Researcher Abbi Buxton reviewed progress the mining sector has made over the past ten years, since its leading companies joined NGOs in calling for the Mining, Minerals and Sustainable Development initiative to provide a landmark independent review of the sector’s role in sustainability and set standards for it to meet. She will share its findings at IIED’s Fair ideas conference in Rio de Janeiro on 16-17 June.

Buxton’s report shows how the International Council on Mining and Metals – an umbrella organisation of leading companies such as Rio Tinto and Anglo American — has succeeded in implementing many of MMSD’s recommendations for industry. But complementary measures proposed for governments, the small scale mining sector and communities have not matched this success.

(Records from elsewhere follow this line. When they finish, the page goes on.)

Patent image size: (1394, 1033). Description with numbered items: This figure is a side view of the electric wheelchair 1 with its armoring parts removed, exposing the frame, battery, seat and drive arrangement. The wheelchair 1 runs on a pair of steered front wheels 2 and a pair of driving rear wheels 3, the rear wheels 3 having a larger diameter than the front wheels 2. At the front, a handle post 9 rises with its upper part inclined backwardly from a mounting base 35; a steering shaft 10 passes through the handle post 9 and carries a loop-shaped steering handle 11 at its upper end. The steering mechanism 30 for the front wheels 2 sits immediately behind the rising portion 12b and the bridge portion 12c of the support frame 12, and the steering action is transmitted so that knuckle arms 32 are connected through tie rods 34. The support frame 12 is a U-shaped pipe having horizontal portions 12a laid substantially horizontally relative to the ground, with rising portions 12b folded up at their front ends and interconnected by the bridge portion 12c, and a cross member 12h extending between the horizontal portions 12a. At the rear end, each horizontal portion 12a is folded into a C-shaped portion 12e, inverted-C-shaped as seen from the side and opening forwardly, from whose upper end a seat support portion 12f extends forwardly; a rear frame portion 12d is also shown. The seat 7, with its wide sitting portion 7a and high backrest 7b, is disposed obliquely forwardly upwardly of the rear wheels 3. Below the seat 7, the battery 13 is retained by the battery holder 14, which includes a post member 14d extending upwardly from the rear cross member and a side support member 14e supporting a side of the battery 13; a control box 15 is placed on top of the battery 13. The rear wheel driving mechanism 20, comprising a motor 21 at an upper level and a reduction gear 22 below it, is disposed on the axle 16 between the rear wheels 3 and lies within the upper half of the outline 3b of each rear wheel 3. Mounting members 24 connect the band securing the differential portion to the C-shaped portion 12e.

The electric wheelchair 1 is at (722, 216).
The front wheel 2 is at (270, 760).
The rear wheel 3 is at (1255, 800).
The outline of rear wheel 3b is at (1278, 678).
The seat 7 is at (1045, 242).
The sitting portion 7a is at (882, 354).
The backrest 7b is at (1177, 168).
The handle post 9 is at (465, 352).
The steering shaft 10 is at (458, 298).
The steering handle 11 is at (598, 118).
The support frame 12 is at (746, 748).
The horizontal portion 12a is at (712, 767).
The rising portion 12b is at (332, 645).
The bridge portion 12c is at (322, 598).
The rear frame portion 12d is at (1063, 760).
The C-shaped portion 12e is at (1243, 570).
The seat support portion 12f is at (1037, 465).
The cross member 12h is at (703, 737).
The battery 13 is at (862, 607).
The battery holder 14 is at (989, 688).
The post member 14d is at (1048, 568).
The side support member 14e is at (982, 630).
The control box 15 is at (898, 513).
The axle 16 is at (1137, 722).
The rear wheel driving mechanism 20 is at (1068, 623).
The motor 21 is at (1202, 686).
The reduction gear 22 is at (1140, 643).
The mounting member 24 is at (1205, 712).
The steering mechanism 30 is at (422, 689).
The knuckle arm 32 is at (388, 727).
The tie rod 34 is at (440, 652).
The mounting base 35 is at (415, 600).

The report notes that despite the improvements larger companies have made, the capacity needed to make this happen is still lacking, particularly in mid-tier and smaller companies and in governments and communities. Bad practice persists despite good intentions across the industry.

The report describes how global rules for best practice in the sector have emerged in the decade since the MMSD report. But it shows that more often than not, there is a lack of implementation, independent verification, public reporting, or consequences for non-compliance.

One area in which there has been minimal progress over the past 10 years, says the new report, is in the capacity of governments in developing nations to ensure that mining contributes to sustainable development.

This poses fresh challenges in light of the new trend for such governments to reassert control over their mineral resources in response to the boom in commodity prices on the global market over the same period. Governments are doing this by, for instance, changing their tax laws and mining policies or acquiring equity stakes in companies that are active in the sector.

The report adds that mining companies need not see this trend a threat. It can be an opportunity for them to rethink. The social contract that has emerged in the past 10 years has seen companies increasing their responsibility while government and community capacity remains weak. There is now a opportunity to redefine roles and responsibilities and the social contract for achieving sustainable development in the sector.

The report notes other big trends that have emerged since the MMSD report was published in 2002 and will affect the mining sector’s journey to sustainability. These include:

  • The rise in prominence of investors and operators from China, Brazil, India and elsewhere – that did not play a major role in defining the sector’s direction 10 years ago.
  • The dramatic increase in community expectations, including demands for Free, Prior and Informed Consent (FPIC), which governments and companies must respond to like never before.
  • The growing scientific evidence for climate change and its implications for the mining sector, which to-date has adopted a ‘wait and see’ approach.